Percy aprì gli occhi di scatto, ma non si ritrovò sull'Argo come si aspettava.

Intorno lui era tutto bianco e gli sembrava di fluttuare nel nulla.
Era la stessa cosa che era successa quando era morto, quando Harry Potter lo aveva colpito con quell'incantesimo, per eliminare Tartaro.

Ma era piuttosto sicuro che quella volta nessuno l'aveva colpito con nulla.

Si sollevò e fu strano.

Si guardò intorno, davanti a lui una figura, una figura che lo lasciò di stucco: davanti a lui c'era se stesso.

- Ma cosa... - fece

- Ciao Perseus - disse la figura.

- Tu sei me? Come è possibile? - chiese il figlio di Poseidone.

- È possibile perché io sono te - rispose l'altro - Lo sono sempre stato -

- Non capisco - disse Percy.

Per un attimo credette che i suoi nemici gli stessero facendo un brutto tiro ma dall'altro se stesso non sentiva provenire ostilità. Una grossa energia ma non ostilità.

- Ci siamo già incontrati non lo ricordi? Io non ho un corpo, sono una forza primordiale, assumo le sembianze di altri per mostrarmi - spiegò l'altro Percy - Non ti ricordi di me perché ho fatto in modo che te ne dimenticassi....ma la pace è finita figlio di Poseidone -

La verità e la consapevolezza lo colpirono come un fulmine a ciel sereno.

A quel punto si ricordò tutto. Quello che aveva davanti non era altri che Caos.

- Come fai ad essere me? E come fai a parlare solo con me e non con gli altri? - chiese Percy.

- Ti chiedo scusa in anticipo giovanotto, mi sono preso la briga ti prenderà in prestito il tuo corpo - disse Caos

- Che cosa hai fatto? - chiese Percy scioccato.

Caos si strinse nelle spalle e mi guardò con la stessa espressione che facevo io di solito quando combinavo qualcosa che non dovevo fare e ne ero consapevole di aver fatto un casino.

- Eri l'unico che poteva ospitare parte del mio spirito, ma sta tranquillo non invaderò più di tanto la tua vita, con il mio spirito nel tuo corpo sarai più potente di quanto sei di solito, con l'aggiunta di... immortalità - disse

Percy lo guardò scioccato.

Non si stava davvero riferendo all'immortalità vero?
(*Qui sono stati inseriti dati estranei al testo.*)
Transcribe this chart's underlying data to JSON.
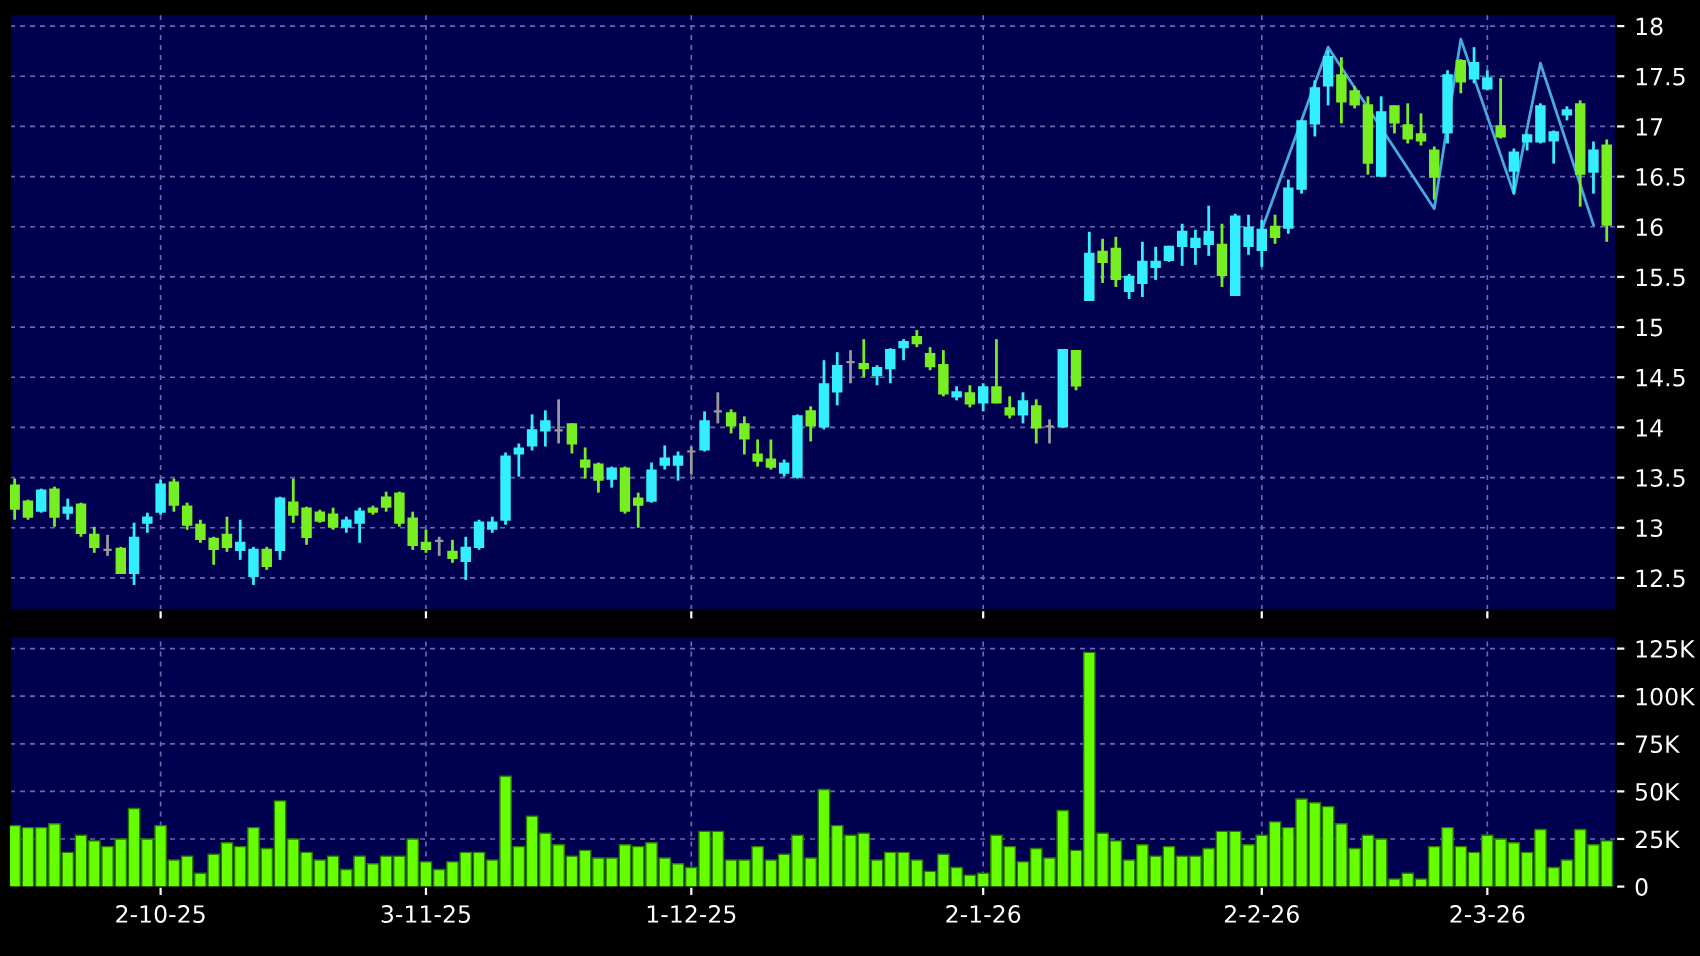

Dell'immortalità vera e propria, quella che gli avevamo offerto per due volte e lui aveva rifiutato perché voleva una vita normale, vero?
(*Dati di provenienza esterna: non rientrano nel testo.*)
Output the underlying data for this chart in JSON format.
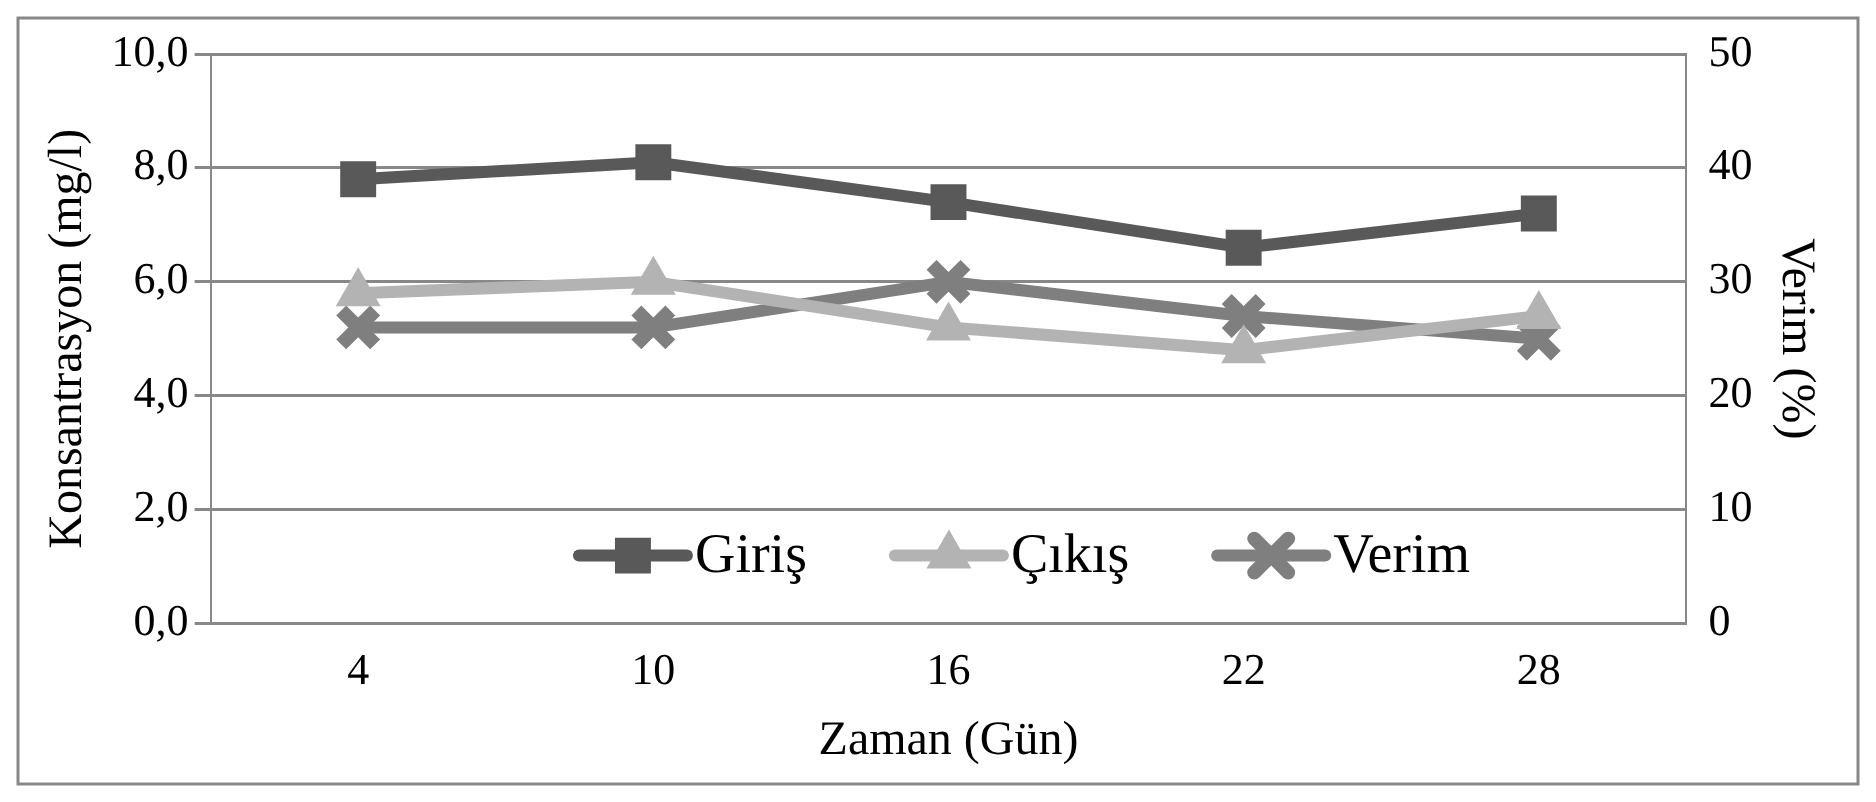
{
  "chart_data": {
    "type": "line",
    "xlabel": "Zaman (Gün)",
    "ylabel": "Konsantrasyon (mg/l)",
    "y2label": "Verim (%)",
    "categories": [
      "4",
      "10",
      "16",
      "22",
      "28"
    ],
    "series": [
      {
        "name": "Giriş",
        "color": "#595959",
        "marker": "square",
        "values": [
          7.8,
          8.1,
          7.4,
          6.6,
          7.2
        ]
      },
      {
        "name": "Çıkış",
        "color": "#b3b3b3",
        "marker": "triangle",
        "values": [
          5.8,
          6.0,
          5.2,
          4.8,
          5.4
        ]
      },
      {
        "name": "Verim",
        "color": "#7f7f7f",
        "marker": "cross",
        "axis": "y2",
        "values": [
          26,
          26,
          30,
          27,
          25
        ]
      }
    ],
    "ylim": [
      0,
      10
    ],
    "yticks": [
      {
        "value": 0,
        "label": "0,0"
      },
      {
        "value": 2,
        "label": "2,0"
      },
      {
        "value": 4,
        "label": "4,0"
      },
      {
        "value": 6,
        "label": "6,0"
      },
      {
        "value": 8,
        "label": "8,0"
      },
      {
        "value": 10,
        "label": "10,0"
      }
    ],
    "y2lim": [
      0,
      50
    ],
    "y2ticks": [
      0,
      10,
      20,
      30,
      40,
      50
    ],
    "grid": "y",
    "legend": "bottom"
  }
}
- Mi spiace deluderti ma è proprio così - rispose Caos - Forse, in fin dei conti lo sei sempre stato... Perseus sono con te dalla nascita e tu non te ne sei mai accorto perché non ho voluto, il tuo destino è stato scritto prima che le Parche ci mettessero lo zampino, tu sei nato per fare grandi cose, sei nato come mio erede. Perseus Jackson tu sei me come io sono te, tu sei il caos, sei nato per distruggere o creare, sei nato per togliere la vita o per risparmiarla, sei me in versione umana, con un corpo e un'anima troppo buona per questo mondo a volte. Ricordi la prima profezia che ti riguardava? Eri tu che dovevi scegliere se distruggere il mondo così come lo conosciamo o risparmiarlo e fare in modo che diventi migliore. Sei sempre stato tu, ragazzo. Sei sempre stato tu ad avere il destino del mondo nelle mani. Se non è un indizio quello -

Percy scrollò il capo incredulo.

Avrebbe voluto ribattere, dirgli che non era vero quello che diceva. Che era assurdo e che se era vero, allora perché non l'aveva mai saputo?
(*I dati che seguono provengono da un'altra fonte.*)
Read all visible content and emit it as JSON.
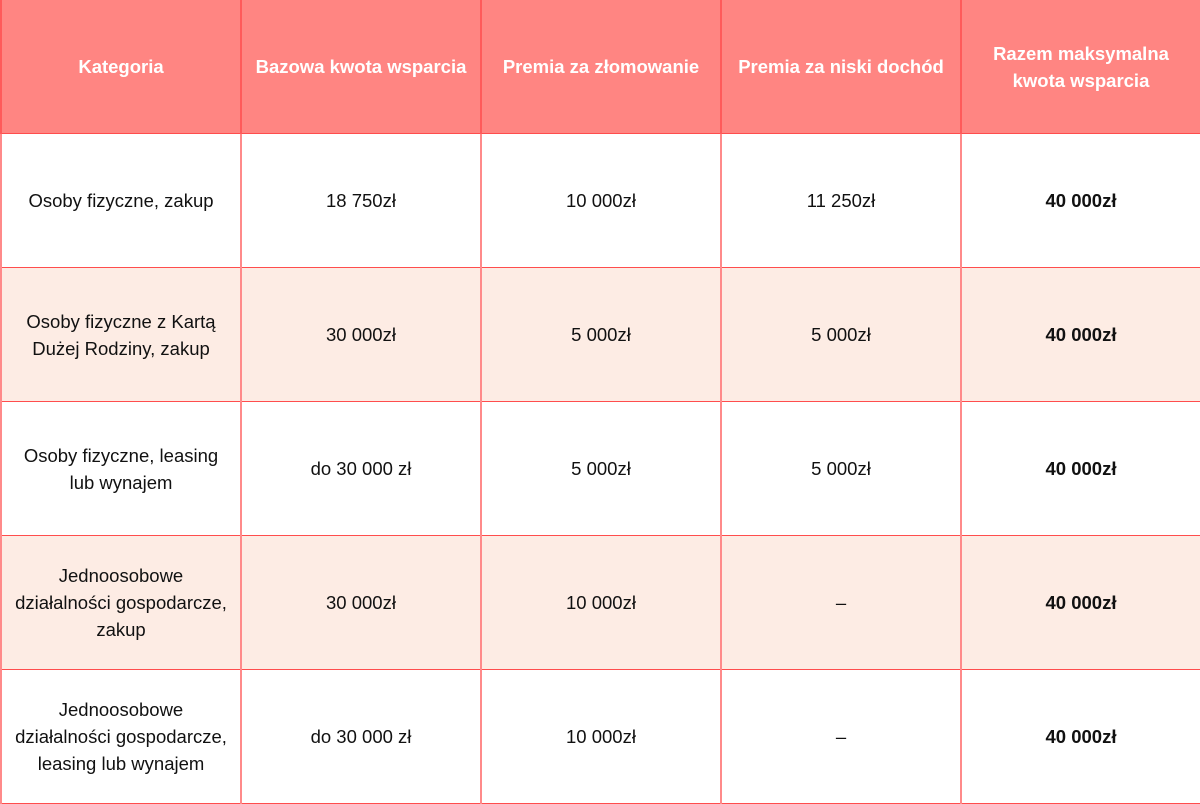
{
  "table": {
    "headers": [
      "Kategoria",
      "Bazowa kwota wsparcia",
      "Premia za złomowanie",
      "Premia za niski dochód",
      "Razem maksymalna kwota wsparcia"
    ],
    "rows": [
      [
        "Osoby fizyczne, zakup",
        "18 750zł",
        "10 000zł",
        "11 250zł",
        "40 000zł"
      ],
      [
        "Osoby fizyczne z Kartą Dużej Rodziny, zakup",
        "30 000zł",
        "5 000zł",
        "5 000zł",
        "40 000zł"
      ],
      [
        "Osoby fizyczne, leasing lub wynajem",
        "do 30 000 zł",
        "5 000zł",
        "5 000zł",
        "40 000zł"
      ],
      [
        "Jednoosobowe działalności gospodarcze, zakup",
        "30 000zł",
        "10 000zł",
        "–",
        "40 000zł"
      ],
      [
        "Jednoosobowe działalności gospodarcze, leasing lub wynajem",
        "do 30 000 zł",
        "10 000zł",
        "–",
        "40 000zł"
      ]
    ]
  },
  "colors": {
    "header_bg": "#FF8582",
    "alt_row_bg": "#FDECE4",
    "border": "#FF4D4D"
  }
}
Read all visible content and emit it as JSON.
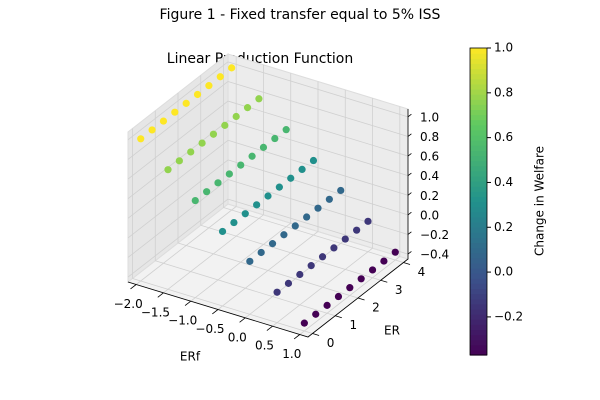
{
  "chart_data": {
    "type": "scatter3d",
    "title": "Figure 1 - Fixed transfer equal to 5% ISS",
    "subtitle": "Linear Production Function",
    "x_label": "ERf",
    "y_label": "ER",
    "colorbar_label": "Change in Welfare",
    "colormap": "viridis",
    "x": [
      -2,
      -2,
      -2,
      -2,
      -2,
      -2,
      -2,
      -2,
      -2,
      -1.5,
      -1.5,
      -1.5,
      -1.5,
      -1.5,
      -1.5,
      -1.5,
      -1.5,
      -1.5,
      -1,
      -1,
      -1,
      -1,
      -1,
      -1,
      -1,
      -1,
      -1,
      -0.5,
      -0.5,
      -0.5,
      -0.5,
      -0.5,
      -0.5,
      -0.5,
      -0.5,
      -0.5,
      0,
      0,
      0,
      0,
      0,
      0,
      0,
      0,
      0,
      0.5,
      0.5,
      0.5,
      0.5,
      0.5,
      0.5,
      0.5,
      0.5,
      0.5,
      1,
      1,
      1,
      1,
      1,
      1,
      1,
      1,
      1
    ],
    "y": [
      0,
      0.5,
      1,
      1.5,
      2,
      2.5,
      3,
      3.5,
      4,
      0,
      0.5,
      1,
      1.5,
      2,
      2.5,
      3,
      3.5,
      4,
      0,
      0.5,
      1,
      1.5,
      2,
      2.5,
      3,
      3.5,
      4,
      0,
      0.5,
      1,
      1.5,
      2,
      2.5,
      3,
      3.5,
      4,
      0,
      0.5,
      1,
      1.5,
      2,
      2.5,
      3,
      3.5,
      4,
      0,
      0.5,
      1,
      1.5,
      2,
      2.5,
      3,
      3.5,
      4,
      0,
      0.5,
      1,
      1.5,
      2,
      2.5,
      3,
      3.5,
      4
    ],
    "z": [
      1.0,
      1.0,
      1.0,
      1.0,
      1.0,
      1.0,
      1.0,
      1.0,
      1.0,
      0.77,
      0.77,
      0.77,
      0.77,
      0.77,
      0.77,
      0.77,
      0.77,
      0.77,
      0.54,
      0.54,
      0.54,
      0.54,
      0.54,
      0.54,
      0.54,
      0.54,
      0.54,
      0.31,
      0.31,
      0.31,
      0.31,
      0.31,
      0.31,
      0.31,
      0.31,
      0.31,
      0.09,
      0.09,
      0.09,
      0.09,
      0.09,
      0.09,
      0.09,
      0.09,
      0.09,
      -0.14,
      -0.14,
      -0.14,
      -0.14,
      -0.14,
      -0.14,
      -0.14,
      -0.14,
      -0.14,
      -0.37,
      -0.37,
      -0.37,
      -0.37,
      -0.37,
      -0.37,
      -0.37,
      -0.37,
      -0.37
    ],
    "xlim": [
      -2.15,
      1.15
    ],
    "ylim": [
      -0.2,
      4.2
    ],
    "zlim": [
      -0.45,
      1.08
    ],
    "clim": [
      -0.37,
      1.0
    ],
    "xticks": [
      {
        "value": -2.0,
        "label": "−2.0"
      },
      {
        "value": -1.5,
        "label": "−1.5"
      },
      {
        "value": -1.0,
        "label": "−1.0"
      },
      {
        "value": -0.5,
        "label": "−0.5"
      },
      {
        "value": 0,
        "label": "0.0"
      },
      0.5,
      {
        "value": 1,
        "label": "1.0"
      }
    ],
    "yticks": [
      0,
      1,
      2,
      3,
      4
    ],
    "zticks": [
      {
        "value": -0.4,
        "label": "−0.4"
      },
      {
        "value": -0.2,
        "label": "−0.2"
      },
      {
        "value": 0,
        "label": "0.0"
      },
      0.2,
      0.4,
      0.6,
      0.8,
      {
        "value": 1,
        "label": "1.0"
      }
    ],
    "cticks": [
      {
        "value": -0.2,
        "label": "−0.2"
      },
      {
        "value": 0,
        "label": "0.0"
      },
      0.2,
      0.4,
      0.6,
      0.8,
      {
        "value": 1,
        "label": "1.0"
      }
    ],
    "grid": true
  }
}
Ma non se la sentì di ribattere.
Perché nel profondo, dentro di sé, sapeva che Caos aveva ragione.
Una parte molto nascosta della sua anima lo sapeva, l'aveva sempre saputo.

- So che adesso sei sconvolto, Perseus ma con il tempo accetterai la situazione e ricorda: sei l'unico in grado di salvare questo mondo dall'ennesima distruzione, ma ricorda, non puoi farlo da solo e anche se sei immortale e io sono dalla tua parte avrai bisogno dei tuoi amici per vincere -

Detto questo scomparve o meglio Percy si svegliò, incontrando i volti preoccupati dei suoi amici e il soffitto della nave.

                              ***

Finalmente arrivarono a New York.
La Grande Mela scorreva sotto di loro affascinando i maghi che non l'avevano mai vista.

L'entusiasmo e la meraviglia non mancava di certo sulla nave. C'era chi non vedeva l'ora di vedere questa famosa città e chi non vedeva l'ora di tornare a casa.

Purtroppo però, la tensione non era scomparsa.
Era addirittura peggiorata da quando Percy era svenuto all'improvviso qualche giorno prima e quando si era risvegliato era stato più strano e schivo del solito.

Qualcosa era successo mentre era privo di sensi, qualcosa di cui non voleva parlare e nessuno sapeva più che cosa pensare.

- Guardate in basso ragazzi, sotto di voi c'è il Campo Mezzosangue - annunciò Leo.

I maghi lo fecero e attraverso gli alti pini scorsero un luogo che non si sarebbero mai aspettati: un laghetto con le canoee, delle stalle da cui uscivano dei Pegasi, una parete d'arrampicata, un'arena, un anfiteatro, un padiglione e delle case che formavano la lettera greca Omega.

- Appena atterriamo voglio che venga convocata una riunione straordinaria - disse Percy uscendo sul ponte - E subito dopo devo fare una chiacchierata con gli Dei -

Lo guardarono confusi.

- Perché adesso? - chiese Jason perplesso - Che è successo quando sei svenuto? -

Il figlio di Poseidone si passò una mano tra i capelli.

- Ho parlato con Caos - disse.

- Stai parlando della creatura primordiale che ha creato il mondo? - chiese Nico.

Percy annuì.

- Che...che ti ha detto? - chiese Annabeth preoccupata.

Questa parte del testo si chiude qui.